Digital content – making it engaging, findable and shareable

It looks like you're trying...
Clippy: ‘It looks like you’re trying…’

To re-purpose the famous words of an infamous paperclip, “It looks like you’re trying to… write content for a digital audience…?”

Even when I started out in the newsroom over 11 years ago – originally a newspaper focused arena – I’ve always held onto the mantra that a newspaper [publisher]’s digital content should adhere to the same standards any print content does (read Steve Buttry on digital content standards).

Print isn’t web isn’t a liveblog isn’t social etc, in terms of style, the audience and the differing needs of that content. But, it’s all content with an associated journalistic brand and author and as such should adhere to a level of journalistic quality – whether it’s printed on paper or scrolling on screen. Use the appropriate content skills and standards and give it the best chance of getting the widest audience regardless of the platform.

Well here’s my digital strategy from within a multi-platform news publisher, i.e. print, web & social…

A few opening thoughts: Your story could be competing against competitor versions, locally or nationally. Make it easily findable, quickly scannable for the growing percentage of your audience finding content on mobile devices – and potentially not anywhere near your website.

Encourage and make sharing as easy as possible – the headline performs various roles for readers, within social streams and for search engines – neglect it at your peril.

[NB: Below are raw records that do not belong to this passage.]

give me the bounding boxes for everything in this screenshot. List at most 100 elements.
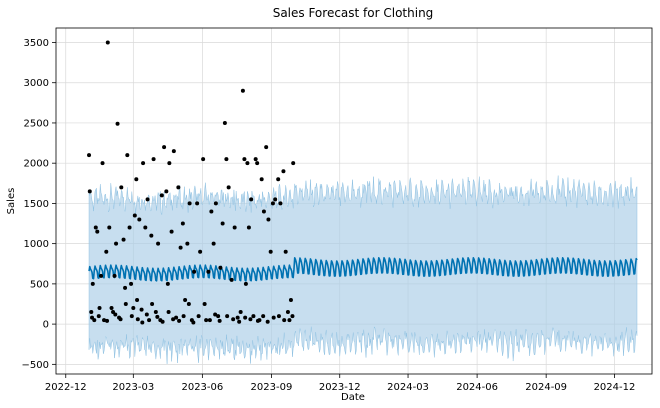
- observed-point: [135, 317, 140, 322]
- y-tick-label: 2500: [24, 118, 49, 129]
- observed-point: [191, 320, 196, 325]
- observed-point: [143, 225, 148, 230]
- y-tick-label: 2000: [24, 159, 49, 170]
- forecast-line: [88, 256, 638, 282]
- observed-point: [107, 225, 112, 230]
- observed-point: [181, 314, 186, 319]
- observed-point: [198, 249, 203, 254]
- chart-title: Sales Forecast for Clothing: [273, 6, 434, 20]
- observed-point: [196, 314, 201, 319]
- observed-point: [171, 317, 176, 322]
- observed-point: [213, 201, 218, 206]
- observed-point: [268, 249, 273, 254]
- observed-point: [204, 318, 209, 323]
- observed-point: [255, 318, 260, 323]
- observed-point: [201, 157, 206, 162]
- x-axis-label: Date: [341, 392, 365, 403]
- observed-point: [145, 197, 150, 202]
- observed-point: [270, 201, 275, 206]
- observed-point: [225, 314, 230, 319]
- observed-point: [167, 161, 172, 166]
- observed-point: [287, 318, 292, 323]
- x-tick-label: 2024-06: [456, 382, 498, 393]
- observed-point: [90, 315, 95, 320]
- observed-point: [249, 197, 254, 202]
- observed-point: [132, 213, 137, 218]
- y-axis-ticks: −500 0 500 1000 1500 2000 2500 3000 3500: [22, 38, 56, 371]
- y-tick-label: −500: [22, 360, 49, 371]
- observed-point: [276, 314, 281, 319]
- observed-point: [266, 217, 271, 222]
- observed-point: [147, 318, 152, 323]
- observed-point: [129, 281, 134, 286]
- observed-point: [232, 225, 237, 230]
- observed-point: [123, 285, 128, 290]
- observed-point: [207, 318, 212, 323]
- observed-point: [282, 318, 287, 323]
- observed-point: [121, 237, 126, 242]
- observed-point: [162, 145, 167, 150]
- observed-point: [273, 197, 278, 202]
- y-tick-label: 0: [43, 320, 49, 331]
- observed-point: [87, 189, 92, 194]
- observed-point: [135, 297, 140, 302]
- observed-point: [153, 310, 158, 315]
- observed-points: [87, 40, 296, 325]
- observed-point: [99, 273, 104, 278]
- observed-point: [156, 241, 161, 246]
- observed-point: [159, 193, 164, 198]
- observed-point: [261, 314, 266, 319]
- observed-point: [114, 241, 119, 246]
- observed-point: [115, 121, 120, 126]
- x-tick-label: 2023-03: [112, 382, 154, 393]
- x-tick-label: 2023-09: [251, 382, 293, 393]
- forecast-line-path: [88, 256, 638, 282]
- observed-point: [150, 301, 155, 306]
- observed-point: [242, 157, 247, 162]
- observed-point: [95, 229, 100, 234]
- observed-point: [183, 297, 188, 302]
- observed-point: [177, 318, 182, 323]
- x-axis-ticks: 2022-12 2023-03 2023-06 2023-09 2023-12 2024-…: [45, 374, 635, 393]
- observed-point: [264, 145, 269, 150]
- observed-point: [89, 310, 94, 315]
- observed-point: [245, 161, 250, 166]
- observed-point: [281, 169, 286, 174]
- observed-point: [271, 315, 276, 320]
- observed-point: [265, 319, 270, 324]
- observed-point: [160, 319, 165, 324]
- observed-point: [231, 317, 236, 322]
- observed-point: [105, 40, 110, 45]
- observed-point: [137, 217, 142, 222]
- observed-point: [104, 249, 109, 254]
- observed-point: [255, 161, 260, 166]
- observed-point: [248, 317, 253, 322]
- observed-point: [105, 318, 110, 323]
- observed-point: [253, 157, 258, 162]
- plot-frame: [55, 27, 653, 375]
- observed-point: [174, 315, 179, 320]
- observed-point: [100, 161, 105, 166]
- observed-point: [144, 312, 149, 317]
- observed-point: [240, 88, 245, 93]
- observed-point: [276, 177, 281, 182]
- observed-point: [278, 201, 283, 206]
- observed-point: [171, 149, 176, 154]
- y-tick-label: 1000: [24, 239, 49, 250]
- observed-point: [290, 314, 295, 319]
- observed-point: [178, 245, 183, 250]
- observed-point: [213, 312, 218, 317]
- observed-point: [134, 177, 139, 182]
- observed-point: [237, 319, 242, 324]
- observed-point: [222, 120, 227, 125]
- observed-point: [119, 185, 124, 190]
- observed-point: [112, 273, 117, 278]
- observed-point: [109, 306, 114, 311]
- observed-point: [151, 157, 156, 162]
- observed-point: [246, 225, 251, 230]
- observed-point: [141, 161, 146, 166]
- y-axis-label: Sales: [6, 188, 17, 215]
- observed-point: [235, 315, 240, 320]
- observed-point: [288, 297, 293, 302]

  • Web headlines: find a balance between clever wordplay and selling the story to people in one line one.
    Ideally it must work as an easily identifiable phrase and as shareable as possible (read more about how and why shareability is important) on social media too.
    If from print, must contain at least one keyword – add place name, surname, organisation, event title etc. to ensure getting noticed and avoid ambiguity.
    Above all remember, your headline may well be seen all alone on a small screen, no intro, photo or branding to add context – it has to make people click on it, all on it’s own merits.
  • Intros: all of the above not already mentioned. Titles, sports teams and players should initially be referenced in full before using nicknames. Not everyone will know/understand the reference (including search engines) and ensures being found by either name via web or social searches.
  • Date stamp: I’m a big fan of  a date stamp, don’t leave the article reader wondering when the story was written or last updated, and ‘today’, ‘Monday’ etc should always be followed by ‘(6 March)’.
    A ‘live’ or unfolding story should  always start with the last updated time. Don’t make readers guess how up-to-date story is.
  • Keywords: Always write every person’s name, business, location in full initially, teams nicknames should be used, but the first reference should always be a full team name. Not everyone reading or searching for the story will use or be fully aware of a nickname or common local term. This also helps to give the content a better chance of being, found, read, shared, interacted with.
  • Bylines: journalist should be associated with lead story for everyone’s benefit, adds a point of contact for feedback and interaction. Also benefits search engine ranking assigning known content author.
    Read more on ‘Why bother with Google Authorship?
  • Sub-heads: break up the content for digital readers who will frequently be skimming quickly at various times, and more and more often via small mobile screens, lists are also key ways of ‘chunking’ content more efficiently for a time-poor online audience.
  • Call to action: encourage debate via commenting or social media. Ask a leading question, ask for interested readers or potential experts to engage or contribute – it’s not lazy journalism, it’s opening up the news process in a digital age where the barriers of communication and interaction have come down.
  • Links – related content/sources: if it’s a follow-up to a previous event, link back (and ideally forward from previous), or create a timeline for an ongoing event and link new articles back to. Don’t leave dead ends encouraging users to leave the website, add efficient context – no point re-adding backstory to each online article as might be done in print. People might be put off reading an unnecessarily overlong piece.
  • External links: if it’s important or a focal point of the story, make URLs clickable, ideally not just to a homepage if a specific page (don’t leave users straned on a strange site, not sure where to look), add value to the story and the page in the short and long term.
    You should always link back to sources, let other people see where the facts/quotes/stats came from.
    And why link? Because links are what the Web is built on!
    And, remember the link text should describe what the link is/where it link goes, never ‘click here’ alone. Read: Why is link text so important? from Webcredible
  • Captions: Keep it simple, who, where, when, and credit, always credit as you would any other piece of content or information someone else has provided. And you would expect the same in return…
  • Updates: Always close the story, if a breaking story has progressed or ended at a later time/date, update the intro timestamp to immediately identify new information and alwaystie-up loose ends, don’t leave readers wondering what happened. (Or the story lives on in the archives, forever waiting for closure…)
  • Corrections: As should be an obvious strategy, always correct errors in online version of story, if a serious change, particularly if any legal issue, reference this change and date stamp it at the end of the story.